Huml schloss nicht aus, dass beispielsweise in Messehallen spezielle Corona-Zentren aufgebaut werden könnten. Bayern habe tausend Beatmungsgeräte gekauft und werde auch eine Meldepflicht für freie Beatmungs- und klinische Behandlungskapazitäten verhängen; das gälte dann auch für Schönheitskliniken.

Ärzte in Ruhestand und Studenten sollen helfen

Zudem, so Huml weiter, bräuchten die Krankenhäuser „dringend“ medizinisches Personal. Zur Mithilfe aufgerufen seien nun beispielsweise auch Mediziner, die bereits im Ruhestand sind oder auch Studenten. Um Personal zu bekommen, garantierten die von dieser Woche an flächendeckend geschlossenen bayerischen Schulen und Kitas eine Notbetreuung für die Kinder beispielsweise von Pflegekräften und von Medizinern.

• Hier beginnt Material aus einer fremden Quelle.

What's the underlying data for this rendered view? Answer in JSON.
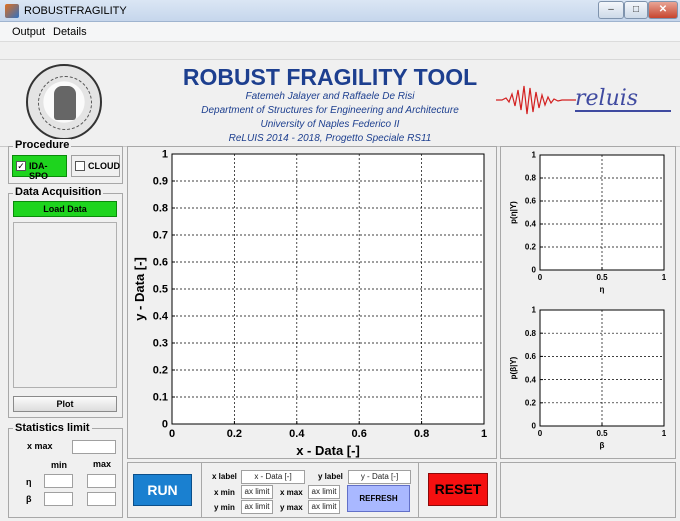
{
  "window": {
    "title": "ROBUSTFRAGILITY",
    "min_icon": "minimize-icon",
    "max_icon": "maximize-icon",
    "close_icon": "close-icon"
  },
  "menu": {
    "items": [
      "Output",
      "Details"
    ]
  },
  "header": {
    "title": "ROBUST FRAGILITY TOOL",
    "lines": [
      "Fatemeh Jalayer and Raffaele De Risi",
      "Department of Structures for Engineering and Architecture",
      "University of Naples Federico II",
      "ReLUIS 2014 - 2018, Progetto Speciale RS11"
    ],
    "logo_text": "reluis"
  },
  "procedure": {
    "label": "Procedure",
    "ida_spo": "IDA-SPO",
    "ida_checked": true,
    "cloud": "CLOUD",
    "cloud_checked": false,
    "check_mark": "✓"
  },
  "acquisition": {
    "label": "Data Acquisition",
    "load": "Load Data",
    "plot": "Plot"
  },
  "statistics": {
    "label": "Statistics limit",
    "xmax": "x max",
    "min": "min",
    "max": "max",
    "eta": "η",
    "beta": "β"
  },
  "controls": {
    "run": "RUN",
    "reset": "RESET",
    "refresh": "REFRESH",
    "xlabel_label": "x label",
    "xlabel_value": "x - Data [-]",
    "ylabel_label": "y label",
    "ylabel_value": "y - Data [-]",
    "xmin_label": "x min",
    "xmax_label": "x max",
    "ymin_label": "y min",
    "ymax_label": "y max",
    "ax_limit": "ax limit"
  },
  "chart_data": [
    {
      "type": "line",
      "xlabel": "x - Data [-]",
      "ylabel": "y - Data [-]",
      "xlim": [
        0,
        1
      ],
      "ylim": [
        0,
        1
      ],
      "xticks": [
        "0",
        "0.2",
        "0.4",
        "0.6",
        "0.8",
        "1"
      ],
      "yticks": [
        "0",
        "0.1",
        "0.2",
        "0.3",
        "0.4",
        "0.5",
        "0.6",
        "0.7",
        "0.8",
        "0.9",
        "1"
      ],
      "grid": true,
      "series": []
    },
    {
      "type": "line",
      "xlabel": "η",
      "ylabel": "p(η|Y)",
      "xlim": [
        0,
        1
      ],
      "ylim": [
        0,
        1
      ],
      "xticks": [
        "0",
        "0.5",
        "1"
      ],
      "yticks": [
        "0",
        "0.2",
        "0.4",
        "0.6",
        "0.8",
        "1"
      ],
      "grid": true,
      "series": []
    },
    {
      "type": "line",
      "xlabel": "β",
      "ylabel": "p(β|Y)",
      "xlim": [
        0,
        1
      ],
      "ylim": [
        0,
        1
      ],
      "xticks": [
        "0",
        "0.5",
        "1"
      ],
      "yticks": [
        "0",
        "0.2",
        "0.4",
        "0.6",
        "0.8",
        "1"
      ],
      "grid": true,
      "series": []
    }
  ]
}
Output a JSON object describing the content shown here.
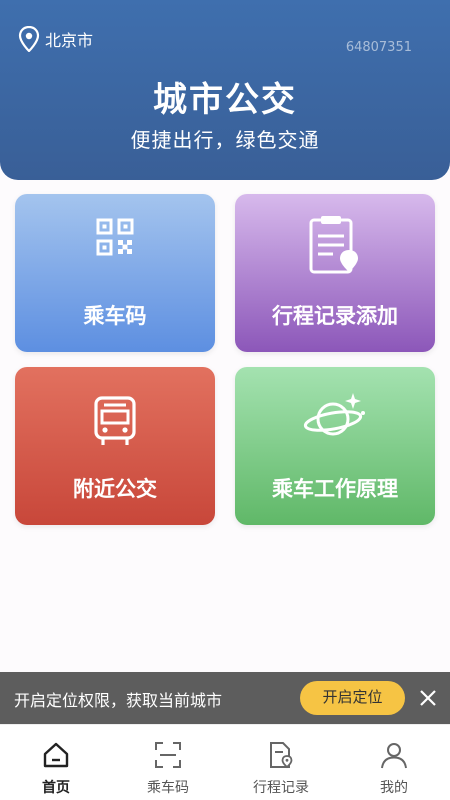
{
  "header": {
    "location": "北京市",
    "location_icon": "map-pin-icon",
    "device_id": "64807351",
    "title": "城市公交",
    "subtitle": "便捷出行，绿色交通",
    "bg_color": "#3d66a3"
  },
  "cards": [
    {
      "label": "乘车码",
      "icon": "qr-code-icon",
      "color": "#6f9be6"
    },
    {
      "label": "行程记录添加",
      "icon": "clipboard-location-icon",
      "color": "#a673cc"
    },
    {
      "label": "附近公交",
      "icon": "bus-icon",
      "color": "#d65a4a"
    },
    {
      "label": "乘车工作原理",
      "icon": "planet-icon",
      "color": "#7ccb84"
    }
  ],
  "banner": {
    "text": "开启定位权限，获取当前城市",
    "button_label": "开启定位",
    "button_color": "#f6c444",
    "close_icon": "close-icon"
  },
  "tabbar": {
    "items": [
      {
        "label": "首页",
        "icon": "home-icon",
        "active": true
      },
      {
        "label": "乘车码",
        "icon": "scan-icon",
        "active": false
      },
      {
        "label": "行程记录",
        "icon": "document-location-icon",
        "active": false
      },
      {
        "label": "我的",
        "icon": "user-icon",
        "active": false
      }
    ]
  }
}
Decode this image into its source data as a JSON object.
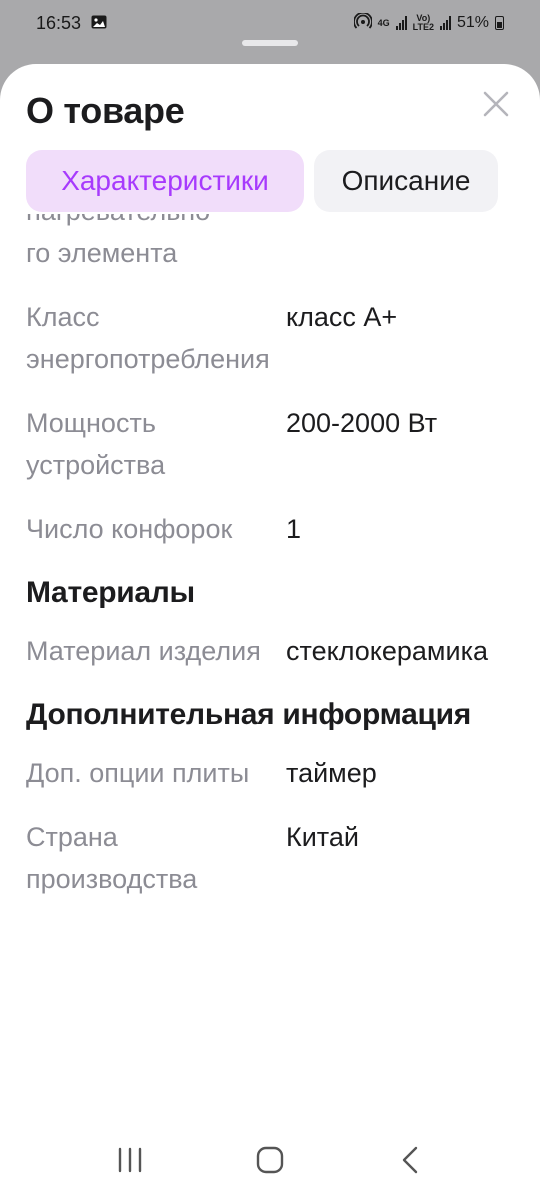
{
  "status_bar": {
    "time": "16:53",
    "network_top": "4G",
    "volte_top": "Vo)",
    "volte_bottom": "LTE2",
    "battery": "51%"
  },
  "sheet": {
    "title": "О товаре",
    "tabs": [
      {
        "label": "Характеристики",
        "active": true
      },
      {
        "label": "Описание",
        "active": false
      }
    ]
  },
  "content": {
    "partial_label_top": "нагревательно",
    "partial_label_bottom": "го элемента",
    "rows": [
      {
        "label": "Класс энергопотребления",
        "value": "класс A+"
      },
      {
        "label": "Мощность устройства",
        "value": "200-2000 Вт"
      },
      {
        "label": "Число конфорок",
        "value": "1"
      }
    ],
    "section_materials": "Материалы",
    "materials_rows": [
      {
        "label": "Материал изделия",
        "value": "стеклокерамика"
      }
    ],
    "section_extra": "Дополнительная информация",
    "extra_rows": [
      {
        "label": "Доп. опции плиты",
        "value": "таймер"
      },
      {
        "label": "Страна производства",
        "value": "Китай"
      }
    ]
  },
  "icons": {
    "close": "close-icon",
    "nav_recent": "recent-apps-icon",
    "nav_home": "home-icon",
    "nav_back": "back-icon"
  },
  "colors": {
    "accent": "#a73afd",
    "accent_bg": "#f1ddfa",
    "label_gray": "#8c8c94"
  }
}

Ausbauen will Bayern auch die Testzentren und die Hilfs-Hotlines. Ohne Wartezeiten, so Huml, werde es dort auch künftig nicht gehen: „Aber wir tun unser Menschenmögliches.“

Zehn Milliarden Euro für die Wirtschaft

Wirtschaftsbetriebe und Kultureinrichtungen, welche durch die verfügten Schließungen oder überhaupt durch Corona in Existenzschwierigkeiten kommen, können per „Schnellantrag“ unbürokratische Soforthilfen aus der Staatskasse erhalten; dafür stellt Bayern 10 Milliarden Euro zur Verfügung; zum Teil, so Söder, werde dafür die gesetzliche Schuldenbremse außer Kraft gesetzt. Man wolle „mit maximalem Einsatz den größtmöglichen Schutz erreichen.“

Der Katastrophenfall ist in Bayern bisher nur örtlich oder regional begrenzt ausgerufen worden – etwa bei Überschwemmungen oder beim alpinen „Schneechaos“ vor einem Jahr –, niemals aber landesweit. Er soll einheitliche Aktionsstrukturen in den Behörden schaffen und diese unter zentraler Leitung bündeln; er erlaubt – etwa bei den Gesundheitsämtern – deren akut bedarfsgemäßen Umbau; der Staat kann auch nötige Hilfsmittel direkt beschlagnahmen oder auch Helfer rekrutieren. Jeder Bürger ist dann zum Einsatz „in Form von Dienst-, Sach- oder Werkleistungen“ verpflichtet. So sieht es das bayerische Katastrophenschutzgesetz von 1997 vor.